Prime Minister Narendra Modi thanked the crew of All India Radio at the conclusion of the 100th episode of Mann Ki Baat on Sunday morning, stating that they “record this entire programme with great patience.”
While the Prime Minister was in Karnataka speaking at election-related rallies, the prerecorded message was broadcast to listeners across the nation at 11 a.m.
In actuality, the programme is typically recorded on the last Friday of each month, and it is transmitted on the AIR and Doordarshan networks at the designated time two days later.
“This also gives them time to ensure that the entire recording is error-free and can be translated for simultaneous broadcast,” an AIR official who has worked on the show for years told The Deccan Era.
A small crew from AIR, consisting of seven individuals including technical support, programming officers, and programming heads, visits the studio built inside the Prime Minister’s residence on Fridays at a predetermined time, according to an official source.
On Saturday, the government released a video demonstrating how the Prime Minister records his radio programme. Before entering the recording studio, the Prime Minister is seen interacting with a group of technicians in the video. He subsequently addresses the nation without a script.
“The Prime Minister enters with a compact diary containing a few bullet points. “He speaks spontaneously and fluently, without hesitation or pauses,” the source said.
According to the source, the Prime Minister’s Office determines the content of the address, and AIR has no direct participation. By the 20th of every month, they compile listener feedback on the previous episode and submit it to the “Mann Ki Baat Cell” at the PMO.
Oftentimes, radio listeners also write to the PM about what subjects and topics they want him to discuss in forthcoming episodes; this information is also passed on weekly, according to the source.
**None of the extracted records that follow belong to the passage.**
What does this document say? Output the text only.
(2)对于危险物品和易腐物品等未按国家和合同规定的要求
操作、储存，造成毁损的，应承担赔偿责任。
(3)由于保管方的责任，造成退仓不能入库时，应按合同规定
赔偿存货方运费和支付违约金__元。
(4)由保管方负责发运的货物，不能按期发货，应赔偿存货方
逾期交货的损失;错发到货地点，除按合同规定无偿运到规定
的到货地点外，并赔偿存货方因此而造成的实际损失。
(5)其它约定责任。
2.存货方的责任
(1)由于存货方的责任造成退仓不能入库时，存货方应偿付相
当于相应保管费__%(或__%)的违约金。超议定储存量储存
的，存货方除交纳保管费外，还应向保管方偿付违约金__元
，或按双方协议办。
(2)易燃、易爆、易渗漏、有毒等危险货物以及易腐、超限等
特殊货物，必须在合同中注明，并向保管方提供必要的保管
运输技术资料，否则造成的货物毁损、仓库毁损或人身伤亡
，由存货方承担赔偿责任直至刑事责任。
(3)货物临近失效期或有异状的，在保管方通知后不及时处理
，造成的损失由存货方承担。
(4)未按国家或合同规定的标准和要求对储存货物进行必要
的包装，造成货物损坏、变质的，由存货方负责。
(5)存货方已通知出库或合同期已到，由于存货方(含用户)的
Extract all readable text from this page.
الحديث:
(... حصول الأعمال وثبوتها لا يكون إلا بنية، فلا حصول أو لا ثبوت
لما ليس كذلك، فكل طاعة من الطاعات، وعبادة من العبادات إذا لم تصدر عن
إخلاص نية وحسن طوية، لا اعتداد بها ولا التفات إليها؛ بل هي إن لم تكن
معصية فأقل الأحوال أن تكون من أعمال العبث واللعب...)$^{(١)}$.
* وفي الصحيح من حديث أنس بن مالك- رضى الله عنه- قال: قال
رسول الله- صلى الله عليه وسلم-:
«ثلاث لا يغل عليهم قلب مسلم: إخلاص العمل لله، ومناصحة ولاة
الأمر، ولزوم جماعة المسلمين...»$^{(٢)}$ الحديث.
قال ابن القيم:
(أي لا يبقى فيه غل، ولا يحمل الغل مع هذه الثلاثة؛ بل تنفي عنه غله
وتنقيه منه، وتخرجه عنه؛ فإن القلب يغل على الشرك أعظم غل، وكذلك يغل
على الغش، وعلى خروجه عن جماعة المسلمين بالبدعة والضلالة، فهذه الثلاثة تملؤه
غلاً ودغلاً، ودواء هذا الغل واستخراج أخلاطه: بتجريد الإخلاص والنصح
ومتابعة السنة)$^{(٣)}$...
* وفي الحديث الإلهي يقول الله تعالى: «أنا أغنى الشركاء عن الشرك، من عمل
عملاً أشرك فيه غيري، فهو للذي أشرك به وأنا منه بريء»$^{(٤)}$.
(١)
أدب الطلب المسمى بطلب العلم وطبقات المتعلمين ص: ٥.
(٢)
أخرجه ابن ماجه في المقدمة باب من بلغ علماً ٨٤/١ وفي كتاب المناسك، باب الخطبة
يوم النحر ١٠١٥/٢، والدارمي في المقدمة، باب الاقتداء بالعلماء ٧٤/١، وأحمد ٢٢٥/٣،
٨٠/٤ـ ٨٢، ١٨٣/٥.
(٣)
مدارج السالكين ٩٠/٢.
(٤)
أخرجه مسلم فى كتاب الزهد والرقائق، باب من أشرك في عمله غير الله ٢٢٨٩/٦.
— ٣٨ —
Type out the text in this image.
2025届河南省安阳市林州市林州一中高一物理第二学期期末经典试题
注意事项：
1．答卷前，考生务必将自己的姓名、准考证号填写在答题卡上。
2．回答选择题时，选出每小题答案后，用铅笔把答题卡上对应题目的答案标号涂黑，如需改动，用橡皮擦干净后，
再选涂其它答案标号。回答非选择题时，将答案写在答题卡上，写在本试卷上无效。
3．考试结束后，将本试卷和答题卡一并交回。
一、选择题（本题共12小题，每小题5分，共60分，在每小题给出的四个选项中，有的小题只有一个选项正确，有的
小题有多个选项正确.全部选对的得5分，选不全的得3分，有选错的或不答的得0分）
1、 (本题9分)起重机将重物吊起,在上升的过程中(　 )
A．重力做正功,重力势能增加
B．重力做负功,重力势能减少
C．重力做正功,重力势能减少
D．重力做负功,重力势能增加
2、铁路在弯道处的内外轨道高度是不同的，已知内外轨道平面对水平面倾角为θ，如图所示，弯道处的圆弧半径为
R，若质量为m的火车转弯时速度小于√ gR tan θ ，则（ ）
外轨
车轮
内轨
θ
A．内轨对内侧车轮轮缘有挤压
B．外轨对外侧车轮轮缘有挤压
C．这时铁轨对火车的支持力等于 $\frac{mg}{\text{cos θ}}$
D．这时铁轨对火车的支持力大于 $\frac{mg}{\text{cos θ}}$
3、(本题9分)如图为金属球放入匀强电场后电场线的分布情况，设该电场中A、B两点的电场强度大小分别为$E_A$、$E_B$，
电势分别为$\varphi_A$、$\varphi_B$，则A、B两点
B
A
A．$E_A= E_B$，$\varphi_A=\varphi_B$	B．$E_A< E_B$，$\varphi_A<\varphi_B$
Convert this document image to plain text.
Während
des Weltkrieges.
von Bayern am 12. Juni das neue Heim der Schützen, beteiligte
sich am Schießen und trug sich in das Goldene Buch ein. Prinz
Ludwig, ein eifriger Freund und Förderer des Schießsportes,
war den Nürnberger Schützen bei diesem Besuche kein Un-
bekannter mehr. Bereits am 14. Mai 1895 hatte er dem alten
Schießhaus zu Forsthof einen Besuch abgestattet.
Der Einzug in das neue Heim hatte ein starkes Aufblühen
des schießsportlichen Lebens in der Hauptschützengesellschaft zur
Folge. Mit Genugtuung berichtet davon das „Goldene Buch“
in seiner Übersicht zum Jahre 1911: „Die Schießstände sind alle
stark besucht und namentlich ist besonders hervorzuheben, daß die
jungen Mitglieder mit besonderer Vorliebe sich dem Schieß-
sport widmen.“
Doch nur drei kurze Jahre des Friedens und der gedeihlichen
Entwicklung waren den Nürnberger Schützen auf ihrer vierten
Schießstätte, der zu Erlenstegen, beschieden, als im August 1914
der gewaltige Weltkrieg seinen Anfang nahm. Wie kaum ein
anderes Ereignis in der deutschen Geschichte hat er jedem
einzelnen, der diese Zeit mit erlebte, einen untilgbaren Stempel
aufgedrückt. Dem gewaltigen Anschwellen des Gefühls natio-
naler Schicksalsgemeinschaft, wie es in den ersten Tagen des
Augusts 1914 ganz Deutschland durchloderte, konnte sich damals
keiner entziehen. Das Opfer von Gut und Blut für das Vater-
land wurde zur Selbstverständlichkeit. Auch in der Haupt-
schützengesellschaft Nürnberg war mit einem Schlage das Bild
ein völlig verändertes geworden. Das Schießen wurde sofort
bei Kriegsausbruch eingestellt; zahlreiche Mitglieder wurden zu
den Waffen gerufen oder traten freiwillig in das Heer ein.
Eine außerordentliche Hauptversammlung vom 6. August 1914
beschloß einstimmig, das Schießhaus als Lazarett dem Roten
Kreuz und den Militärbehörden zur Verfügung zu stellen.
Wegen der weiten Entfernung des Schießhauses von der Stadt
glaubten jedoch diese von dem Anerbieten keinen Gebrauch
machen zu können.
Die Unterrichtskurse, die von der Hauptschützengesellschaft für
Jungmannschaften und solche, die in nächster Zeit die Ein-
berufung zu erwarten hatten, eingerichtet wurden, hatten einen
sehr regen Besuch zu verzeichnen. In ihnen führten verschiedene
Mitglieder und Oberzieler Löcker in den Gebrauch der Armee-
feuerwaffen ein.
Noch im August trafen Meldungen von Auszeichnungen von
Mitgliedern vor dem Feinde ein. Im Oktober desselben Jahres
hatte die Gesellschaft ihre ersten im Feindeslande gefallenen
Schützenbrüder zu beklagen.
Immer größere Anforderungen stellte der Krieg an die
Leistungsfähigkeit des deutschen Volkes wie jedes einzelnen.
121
Before concluding the Sunday morning show, the Prime Minister thanked the AIR team as well as the translators who translate Mann Ki Baat episodes into various regional languages in a very limited amount of time. As soon as the address concludes, it is transmitted in respective regional languages on AIR and DD channels.
Previously, it would air on regional DD channels at 8 p.m. on Sundays, but after the first few years of Mann Ki Baat, it became apparent that they were losing regional listeners of AIR and viewers of DD, particularly those in southern India who do not understand Hindi. “Therefore, word arrived to air the regional telecast once the main Hindi telecast concluded at 11:30 a.m.,” a source said.
In actuality, the true race against time for the AIR team begins once the recording session with the PM concludes. “The footage is divided for transcription and scripting, which typically takes a great deal of time, typically lasting until 2.30 or 3 a.m.,” the source explained.
The script is then compiled, proofread for errors, checked for omissions and duplications, and forwarded to regional translation centres.
The final script is also sent to Doordarshan on Saturday morning so that visuals, such as those of changemakers mentioned by the prime minister, can be broadcast alongside the programme.
In parallel, the final recording is returned to the PMO for approval. If adjustments are necessary, they are made at this juncture. Several times, the Prime Minister was asked to repeat a sentence or two for greater clarity, and he was glad to comply.